Our country has come a long way since 1776—and we are not talking about those silly white wigs. This 4th of July, let’s make sure to celebrate all of the freedom firsts that got us to this point of equality and independence.
The Declaration of Independence started it all by granting us freedom as a country from the Brits.
Move over Harvard, Oberlin College is the place to be. In 1841, the Ohio college was the first school to grant women degrees.
Congress passed and ratified the 13th amendment in 1865, abolishing slavery in the U.S. and giving African Americans freedom for the first time. (Woot, woot!)
Susan B. Anthony is amaze-balls. She was the first U.S. woman to vote in a presidential election. Although she was arrested, this created a platform for her to spread her message.
Wyoming is all about girl power. It became the first state to grant women the right to vote.
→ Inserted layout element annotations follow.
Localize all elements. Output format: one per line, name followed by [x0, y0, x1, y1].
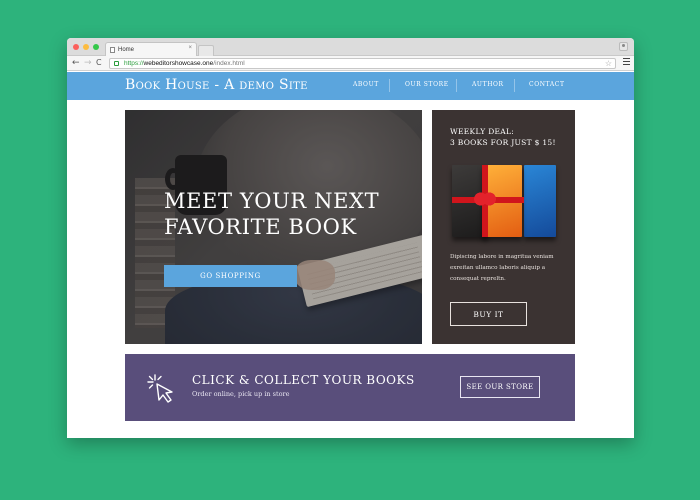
- new-tab-button[interactable]: [198, 45, 214, 56]
- nav-divider: [389, 79, 390, 92]
- forward-arrow-icon[interactable]: →: [84, 57, 92, 69]
- browser-tab-home[interactable]: Home ×: [105, 42, 197, 56]
- reload-icon[interactable]: C: [96, 57, 102, 69]
- browser-toolbar: ← → C https://webeditorshowcase.one/inde…: [67, 56, 634, 71]
- site-title[interactable]: Book House - A demo Site: [125, 77, 308, 93]
- click-collect-banner: CLICK & COLLECT YOUR BOOKS Order online,…: [125, 354, 575, 421]
- url-path: /index.html: [213, 60, 245, 67]
- maximize-window-button[interactable]: [93, 44, 99, 50]
- nav-divider: [514, 79, 515, 92]
- browser-window: Home × ← → C https://webeditorshowcase.o…: [67, 38, 634, 438]
- site-header: Book House - A demo Site ABOUT OUR STORE…: [67, 72, 634, 100]
- profile-icon[interactable]: [619, 42, 628, 51]
- see-our-store-button[interactable]: SEE OUR STORE: [460, 376, 540, 398]
- banner-title: CLICK & COLLECT YOUR BOOKS: [192, 373, 415, 387]
- tab-title: Home: [118, 46, 135, 53]
- weekly-deal-card: WEEKLY DEAL: 3 BOOKS FOR JUST $ 15! Dipi…: [432, 110, 575, 344]
- back-arrow-icon[interactable]: ←: [72, 57, 80, 69]
- banner-subtitle: Order online, pick up in store: [192, 390, 290, 398]
- document-icon: [110, 46, 115, 53]
- deal-description: Dipiscing labore in magritua veniam exre…: [450, 254, 554, 282]
- nav-contact[interactable]: CONTACT: [529, 81, 565, 88]
- deal-title: WEEKLY DEAL: 3 BOOKS FOR JUST $ 15!: [450, 126, 570, 148]
- nav-about[interactable]: ABOUT: [353, 81, 379, 88]
- browser-menu-icon[interactable]: [623, 58, 630, 65]
- lock-icon: [114, 61, 119, 66]
- cursor-click-icon: [147, 374, 173, 403]
- nav-author[interactable]: AUTHOR: [472, 81, 504, 88]
- hero-title-line-1: MEET YOUR NEXT: [164, 189, 380, 213]
- gift-bow-icon: [474, 189, 496, 209]
- browser-tab-bar: Home ×: [67, 38, 634, 56]
- hero-title: MEET YOUR NEXT FAVORITE BOOK: [164, 188, 414, 240]
- url-host: webeditorshowcase.one: [143, 60, 214, 67]
- go-shopping-button[interactable]: GO SHOPPING: [164, 265, 297, 287]
- minimize-window-button[interactable]: [83, 44, 89, 50]
- web-page: Book House - A demo Site ABOUT OUR STORE…: [67, 72, 634, 438]
- bookmark-star-icon[interactable]: ☆: [605, 59, 612, 68]
- book-cover: [524, 165, 556, 237]
- deal-title-line-1: WEEKLY DEAL:: [450, 127, 515, 136]
- buy-it-button[interactable]: BUY IT: [450, 302, 527, 326]
- close-window-button[interactable]: [73, 44, 79, 50]
- nav-divider: [456, 79, 457, 92]
- address-bar[interactable]: https://webeditorshowcase.one/index.html…: [109, 58, 616, 69]
- tab-close-icon[interactable]: ×: [188, 45, 192, 51]
- hero-section: MEET YOUR NEXT FAVORITE BOOK GO SHOPPING: [125, 110, 422, 344]
- url-scheme: https://: [124, 60, 144, 67]
- deal-books-image: [452, 165, 558, 237]
- nav-our-store[interactable]: OUR STORE: [405, 81, 449, 88]
- deal-title-line-2: 3 BOOKS FOR JUST $ 15!: [450, 138, 556, 147]
- hero-title-line-2: FAVORITE BOOK: [164, 215, 357, 239]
The concrete jungle really is where dreams are made of. Jackie Robinson broke the color barrier when he joined the Brooklyn Dodgers in 1947 as the first black baseball player.
Ruby Bridges was the first African American to attend an all-white elementary school in 1960.
In 1976, 119 women lined up at the gates of the U.S. military academy at West point. Sixty-two women became U.S. Army officers.
Same-sex couples achieved their first temporary, yet monumental success when the Hawaii Supreme Court decided that the restriction of same-sex couples was unconstitutional (duh) in 1993.
Massachusetts is boss. It was the first state to allow same sex marriage on May 17, 2004.
On November 4th, 2008, Barack Obama epically paved the way for future African American presidents by being the first African American elected into office.